Anton*, an SBU officer from Kyiv who has been working in Kharkiv since April, painted a grim picture
“People were paid very little money to help the Russians but some also did it willingly,” he told Euronews. We have different ways of gathering intelligence and when we have something solid we can act.
“Now, since liberation we get a lot of human intelligence which is not always reliable, neighbours who have problems with each other can try to settle scores so we have to be careful,” he said.
“We are working both inside and outside the frontline. We are dealing with counter-insurgency work in our own territory, and working with our partisans on the other side. On top of this, we are fighting a war. It’s every kind of war you can imagine here.”
‘Those people are so stupid’
Meanwhile, on the main road back to Kyiv the group set up a checkpoint, phones are checked and anything suspicious is investigated.
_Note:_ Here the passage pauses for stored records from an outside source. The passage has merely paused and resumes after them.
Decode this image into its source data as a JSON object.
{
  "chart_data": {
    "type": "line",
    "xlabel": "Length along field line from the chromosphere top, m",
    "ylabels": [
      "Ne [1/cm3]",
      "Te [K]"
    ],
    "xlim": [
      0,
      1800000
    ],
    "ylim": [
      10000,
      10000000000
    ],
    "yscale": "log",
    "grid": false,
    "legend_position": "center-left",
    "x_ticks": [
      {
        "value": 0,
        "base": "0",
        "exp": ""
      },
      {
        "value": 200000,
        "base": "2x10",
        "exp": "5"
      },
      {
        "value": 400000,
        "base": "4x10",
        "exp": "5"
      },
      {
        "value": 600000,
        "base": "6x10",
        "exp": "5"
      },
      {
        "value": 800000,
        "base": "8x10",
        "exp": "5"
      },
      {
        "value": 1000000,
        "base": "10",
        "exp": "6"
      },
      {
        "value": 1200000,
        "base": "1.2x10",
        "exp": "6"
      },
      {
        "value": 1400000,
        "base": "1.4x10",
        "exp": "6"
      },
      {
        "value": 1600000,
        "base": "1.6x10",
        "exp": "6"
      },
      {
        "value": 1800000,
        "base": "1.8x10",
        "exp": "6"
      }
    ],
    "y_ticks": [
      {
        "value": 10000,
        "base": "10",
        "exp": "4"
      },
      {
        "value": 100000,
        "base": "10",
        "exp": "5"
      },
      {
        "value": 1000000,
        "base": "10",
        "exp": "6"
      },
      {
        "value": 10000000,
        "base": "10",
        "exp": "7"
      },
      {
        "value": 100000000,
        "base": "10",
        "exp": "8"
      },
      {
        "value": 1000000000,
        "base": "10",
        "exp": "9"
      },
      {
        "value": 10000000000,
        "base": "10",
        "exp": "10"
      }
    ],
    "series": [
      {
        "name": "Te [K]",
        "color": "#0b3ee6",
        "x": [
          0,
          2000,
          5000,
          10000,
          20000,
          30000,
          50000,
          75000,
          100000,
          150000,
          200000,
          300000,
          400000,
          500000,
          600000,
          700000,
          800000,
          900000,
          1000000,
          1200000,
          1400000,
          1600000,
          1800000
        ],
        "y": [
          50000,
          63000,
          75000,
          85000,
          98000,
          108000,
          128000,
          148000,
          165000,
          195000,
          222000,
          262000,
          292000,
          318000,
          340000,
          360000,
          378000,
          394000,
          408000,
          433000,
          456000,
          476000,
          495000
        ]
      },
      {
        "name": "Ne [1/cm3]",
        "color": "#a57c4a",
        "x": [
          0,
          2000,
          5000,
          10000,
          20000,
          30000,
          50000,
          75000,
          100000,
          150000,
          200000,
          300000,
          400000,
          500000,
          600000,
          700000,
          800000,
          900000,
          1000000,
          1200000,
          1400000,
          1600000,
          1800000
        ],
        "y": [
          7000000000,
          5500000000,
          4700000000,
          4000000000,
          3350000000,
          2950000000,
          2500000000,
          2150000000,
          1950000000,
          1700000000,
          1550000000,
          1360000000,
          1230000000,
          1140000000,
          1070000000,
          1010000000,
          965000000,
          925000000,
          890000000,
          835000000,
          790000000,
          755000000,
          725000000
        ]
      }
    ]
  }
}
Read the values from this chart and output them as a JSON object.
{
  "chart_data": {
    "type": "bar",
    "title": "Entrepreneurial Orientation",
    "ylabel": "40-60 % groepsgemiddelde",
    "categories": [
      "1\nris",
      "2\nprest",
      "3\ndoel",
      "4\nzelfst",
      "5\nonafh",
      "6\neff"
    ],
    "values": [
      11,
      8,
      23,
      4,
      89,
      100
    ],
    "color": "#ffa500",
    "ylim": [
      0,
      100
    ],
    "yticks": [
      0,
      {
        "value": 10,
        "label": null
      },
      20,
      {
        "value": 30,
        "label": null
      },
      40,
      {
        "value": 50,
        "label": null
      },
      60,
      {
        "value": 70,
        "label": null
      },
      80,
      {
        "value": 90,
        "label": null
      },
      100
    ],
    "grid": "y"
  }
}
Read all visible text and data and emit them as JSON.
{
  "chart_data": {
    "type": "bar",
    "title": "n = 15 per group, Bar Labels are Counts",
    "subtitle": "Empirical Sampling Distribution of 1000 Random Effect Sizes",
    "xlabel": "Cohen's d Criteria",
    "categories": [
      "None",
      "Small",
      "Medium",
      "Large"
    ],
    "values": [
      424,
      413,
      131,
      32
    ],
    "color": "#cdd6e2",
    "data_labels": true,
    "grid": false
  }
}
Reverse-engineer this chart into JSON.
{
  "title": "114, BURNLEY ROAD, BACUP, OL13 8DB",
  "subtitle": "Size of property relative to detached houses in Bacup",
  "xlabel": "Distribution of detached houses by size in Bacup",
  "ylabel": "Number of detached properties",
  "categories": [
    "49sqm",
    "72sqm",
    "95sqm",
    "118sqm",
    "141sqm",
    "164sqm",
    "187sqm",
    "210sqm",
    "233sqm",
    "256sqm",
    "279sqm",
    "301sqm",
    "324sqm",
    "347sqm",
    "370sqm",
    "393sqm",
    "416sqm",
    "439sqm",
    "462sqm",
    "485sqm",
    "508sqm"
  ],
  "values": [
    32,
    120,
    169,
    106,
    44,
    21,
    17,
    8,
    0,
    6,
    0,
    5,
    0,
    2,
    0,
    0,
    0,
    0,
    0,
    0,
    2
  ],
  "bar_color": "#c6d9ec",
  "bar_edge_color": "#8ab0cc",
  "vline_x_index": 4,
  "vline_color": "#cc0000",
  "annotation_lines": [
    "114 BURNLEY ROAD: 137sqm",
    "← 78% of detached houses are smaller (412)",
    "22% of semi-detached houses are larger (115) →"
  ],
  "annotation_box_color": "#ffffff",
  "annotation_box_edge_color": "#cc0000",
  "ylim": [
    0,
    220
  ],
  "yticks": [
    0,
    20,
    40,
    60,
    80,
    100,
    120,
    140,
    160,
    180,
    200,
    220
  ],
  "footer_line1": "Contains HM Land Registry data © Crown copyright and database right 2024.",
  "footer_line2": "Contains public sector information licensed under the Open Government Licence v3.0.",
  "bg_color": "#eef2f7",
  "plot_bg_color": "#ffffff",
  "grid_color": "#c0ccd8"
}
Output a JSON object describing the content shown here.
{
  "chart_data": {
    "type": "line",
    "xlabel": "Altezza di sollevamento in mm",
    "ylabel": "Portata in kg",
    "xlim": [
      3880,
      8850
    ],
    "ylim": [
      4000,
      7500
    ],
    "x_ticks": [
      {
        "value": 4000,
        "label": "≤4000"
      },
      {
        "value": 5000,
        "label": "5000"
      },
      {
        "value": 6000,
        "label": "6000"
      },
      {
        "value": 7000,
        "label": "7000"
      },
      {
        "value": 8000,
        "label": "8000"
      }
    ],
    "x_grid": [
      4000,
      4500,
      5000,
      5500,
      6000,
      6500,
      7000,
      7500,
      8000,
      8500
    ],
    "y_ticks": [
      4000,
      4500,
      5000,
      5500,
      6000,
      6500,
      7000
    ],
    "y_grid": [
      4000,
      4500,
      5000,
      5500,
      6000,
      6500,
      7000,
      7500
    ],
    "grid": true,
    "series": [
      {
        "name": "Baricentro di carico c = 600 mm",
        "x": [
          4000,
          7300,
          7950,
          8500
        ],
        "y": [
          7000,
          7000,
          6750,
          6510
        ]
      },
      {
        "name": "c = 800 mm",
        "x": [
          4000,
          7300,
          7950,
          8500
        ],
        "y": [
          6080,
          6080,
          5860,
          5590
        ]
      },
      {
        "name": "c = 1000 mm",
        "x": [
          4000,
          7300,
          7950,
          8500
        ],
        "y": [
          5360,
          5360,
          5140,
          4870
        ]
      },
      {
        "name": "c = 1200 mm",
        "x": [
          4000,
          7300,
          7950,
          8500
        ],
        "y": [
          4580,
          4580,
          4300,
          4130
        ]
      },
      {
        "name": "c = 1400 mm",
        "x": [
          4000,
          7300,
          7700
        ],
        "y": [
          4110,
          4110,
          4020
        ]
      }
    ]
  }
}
A businessman who worked close to the Russian border is frustrated.
“Why can’t we just make peace and get back to our lives!” he yells.
Anton says officers are warned about tone and behaviour when talking to potential Russian sympathisers.
“We start an investigation and see if they have broken a law and go from there. We have to work softly with people in the villages, we don’t want to drive them closer to Russia. It’s about winning hearts and minds now,” he said.
Often dismissed as Vatniks — a derogatory term for separatists and Russian sympathisers in Ukraine’s Russian-speaking east — loyalties here are often divided.
Andrei, a student from Kharkiv who stayed in the city throughout the war, said while most people stayed loyal to Ukraine some still believe Kharkiv is Russia.
“The Russians thought they would just roll into Kharkiv and we would welcome them. They got a surprise! There are still some old people who think about the Soviet Union. Those people are so stupid, I can’t stand them,” he said.
In the more pro-Russian villages close to the border — where paintings of Lenin still hold pride of place — the situation is more complex.
Russia broke many promises, civilians in Kupianyask who were promised salaries were often left unpaid, locals who went to Russia from Kharkiv Oblast were promised lives and salaries that never materialised. Despite this, some remain loyal to Moscow.
“Initially people I know that went there [Russia] complained but now they are so certain of their propaganda and the need to be right [that] they lie,” Andrei said.